Technical outlook: DAX

The DAX began its retreat on 21 April from around levels that makes technical sense: the 61.8% Fibonacci retracement against the December high, at 10390, and the resistance trend of the bullish channel. At the time, the momentum indicator RSI was also approaching the “overbought” threshold of 70. So the pullback could be mainly due to profit-taking from the longs rather than renewed selling pressure from the shorts. If so, the longs could soon reload their positions now that we have arrived at the first level of potential support: 10100, formerly resistance.  But the DAX’s stay above the 200-day moving average (10250) has again been short-lived, which is not a good sign. The last time we saw this false break above the moving average was at the end of last year, which preceded THAT drop in January. Worryingly, we are heading into May, a month that historically has not been kind to stocks. However, for as long as the DAX remains inside the bullish channel, we maintain our neutral/slightly bullish bias on the index.
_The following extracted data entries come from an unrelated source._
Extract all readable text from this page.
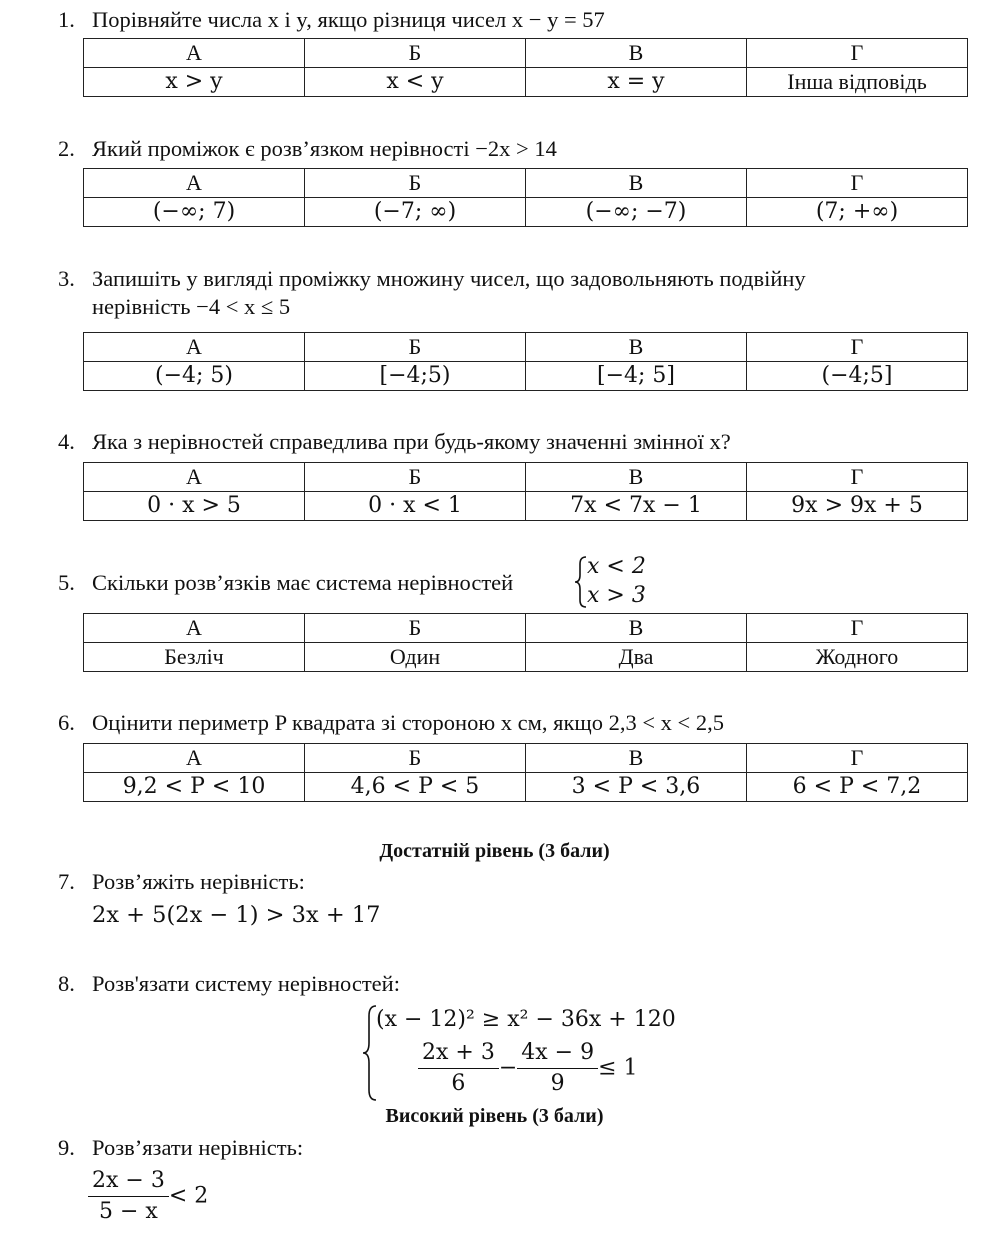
1. Порівняйте числа x і y, якщо різниця чисел x − y = 57
А	Б	В	Г
x > y	x < y	x = y	Інша відповідь
2. Який проміжок є розв’язком нерівності −2x > 14
А	Б	В	Г
(−∞; 7)	(−7; ∞)	(−∞; −7)	(7; +∞)
3. Запишіть у вигляді проміжку множину чисел, що задовольняють подвійну
нерівність −4 < x ≤ 5
А	Б	В	Г
(−4; 5)	[−4;5)	[−4; 5]	(−4;5]
4. Яка з нерівностей справедлива при будь-якому значенні змінної x?
А	Б	В	Г
0 · x > 5	0 · x < 1	7x < 7x − 1	9x > 9x + 5
5. Скільки розв’язків має система нерівностей
x < 2
x > 3
А	Б	В	Г
Безліч	Один	Два	Жодного
6. Оцінити периметр P квадрата зі стороною x см, якщо 2,3 < x < 2,5
А	Б	В	Г
9,2 < P < 10	4,6 < P < 5	3 < P < 3,6	6 < P < 7,2
Достатній рівень (3 бали)
7. Розв’яжіть нерівність:
2x + 5(2x − 1) > 3x + 17
8. Розв'язати систему нерівностей:
(x − 12)² ≥ x² − 36x + 120
$\frac{2x + 3}{6} - \frac{4x - 9}{9} \le 1$
Високий рівень (3 бали)
9. Розв’язати нерівність:
$\frac{2x - 3}{5 - x} < 2$
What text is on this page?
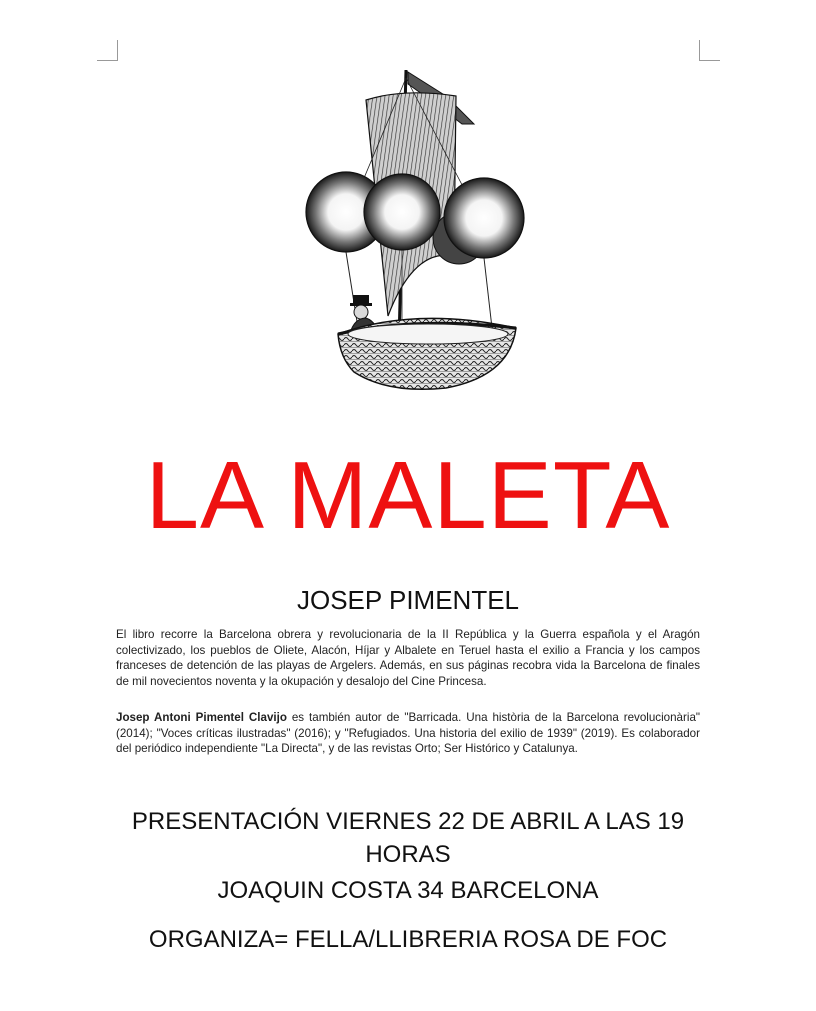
LA MALETA
JOSEP PIMENTEL

El libro recorre la Barcelona obrera y revolucionaria de la II República y la Guerra española y el Aragón colectivizado, los pueblos de Oliete, Alacón, Híjar y Albalete en Teruel hasta el exilio a Francia y los campos franceses de detención de las playas de Argelers. Además, en sus páginas recobra vida la Barcelona de finales de mil novecientos noventa y la okupación y desalojo del Cine Princesa.

Josep Antoni Pimentel Clavijo es también autor de "Barricada. Una història de la Barcelona revolucionària" (2014); "Voces críticas ilustradas" (2016); y "Refugiados. Una historia del exilio de 1939" (2019). Es colaborador del periódico independiente "La Directa", y de las revistas Orto; Ser Histórico y Catalunya.

PRESENTACIÓN VIERNES 22 DE ABRIL A LAS 19 HORAS
JOAQUIN COSTA 34 BARCELONA
ORGANIZA= FELLA/LLIBRERIA ROSA DE FOC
The support trend of this bullish channel comes in somewhere between the two next potential support levels: 9925 and 9795. The latter also corresponds with the 38.2% Fibonacci retracement against the most recent rally. The rising 50-day moving average resides in around the 9555/60 area, so this level should be watched too. A potential break down from the channel could target the 61.8% Fibonacci retracement and key support at 9340/75 area.